In this embodiment, the second anchor portion 800 is located below the first anchor portion 600, i.e., the second anchor portion 800 is located closer to an end of the elongate member 500 opposite the end containing the connecting portion 700.

To create the pile 50, a pair of arcuate plates 610, 620 are attached to the cylindrical hollow elongate member 500 at equal but opposite angles. A pair of arcuate members 630, 640 are then attached to their respective plates 610, 620.

After (or before) the above, a pair of arcuate panels 810, 820 are attached to the elongated member 500 at equal but opposite angles. Typically, the plates 810, 820 are welded to the elongated member 500. However, in further embodiments, the plates 810, 820 may be releasably secured to the elongate member 500.

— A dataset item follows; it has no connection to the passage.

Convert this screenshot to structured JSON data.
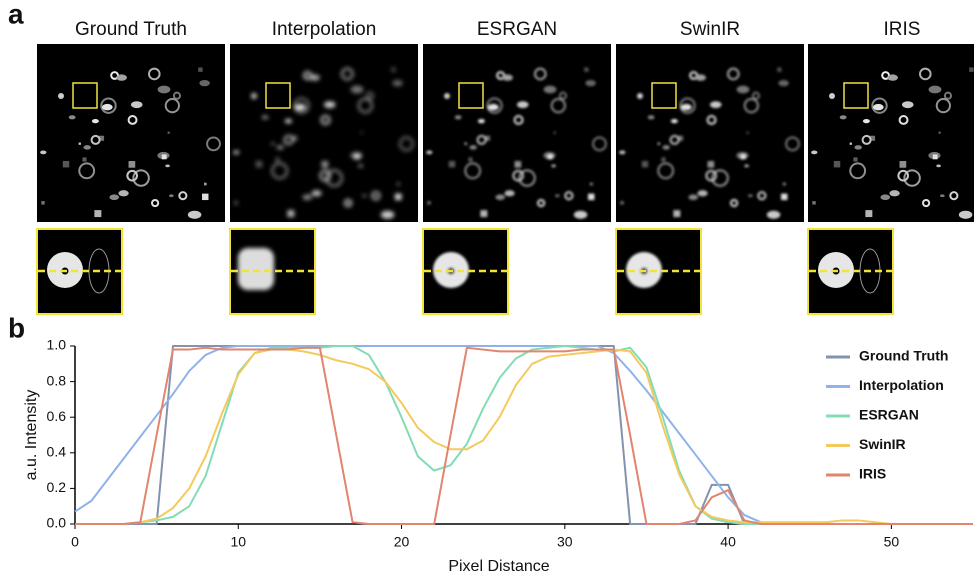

The piles 10, 50 according to the present invention may provide certain improvements over currently used piles, such as helical piles and lobed piles. When the pile 10, 50 is installed in the ground, the arcuate members 230, 240, 630, 640 may compress and compact the ground inside the arcuate members, particularly the ground adjacent to and below the plates 210, 220, 610, 620, thereby preventing movement of the ground adjacent the anchoring portion 200, 600. This may significantly increase the load bearing capacity of the piles 10, 50 in both compression and tension, and it may also enable the piles to help dampen (and prevent resonance therein) the motion of the structure secured by the piles during a seismic event. Further, the arcuate members 230, 240, 630, 640 may provide increased lateral load bearing capacity for the piles 10, 50, potentially enabling the piles 10, 50 to better resist soil liquefaction and lateral forces due to soil movement, ground vibration or earthquakes.

In the embodiment depicted in fig. 1 and 2 (pile 10) and fig. 3 (pile 50), multiple piles may be connected end to form a longer pile. Each pile or pile section (e.g., 100 in fig. 1 and 2, and 500 in fig. 3) may have multiple anchor portions (e.g., 200 and 600 and 800) thereon, and different anchor portions may have different sizes. Similarly, where pile segments are joined end-to-end, the anchoring portions on different segments may be of different sizes.

In this specification, adjectives such as first and second, left and right, upper and lower, top and bottom, and the like may be used solely to distinguish one element or action from another element or action without necessarily requiring or implying any actual such relationship or order. Where the context allows, a reference to a whole or a component or step (or the like) is not to be construed as limited to only one of the whole, component or step but may be one or more of the whole, component or step or the like.

The foregoing description of various embodiments of the invention is provided to those of ordinary skill in the relevant art for the purpose of illustration. It is not intended to be exhaustive or to limit the invention to a single disclosed embodiment. Many alternatives and modifications of the present invention will be apparent to those skilled in the art of the above teachings. Thus, while some alternative embodiments have been discussed in detail, other embodiments will be apparent to, or relatively easy to, those of ordinary skill in the art to develop. The invention is intended to embrace all alternatives, modifications and variations of the present invention that have been discussed herein, as well as other embodiments that fall within the spirit and scope of the above described invention.

In this specification, the terms "comprises," "comprising," "includes," "including," "contains," "containing," or similar terms, are intended to cover a non-exclusive inclusion, such that a method, system, or apparatus that comprises a list of elements does not include only those elements but may include other elements not expressly listed.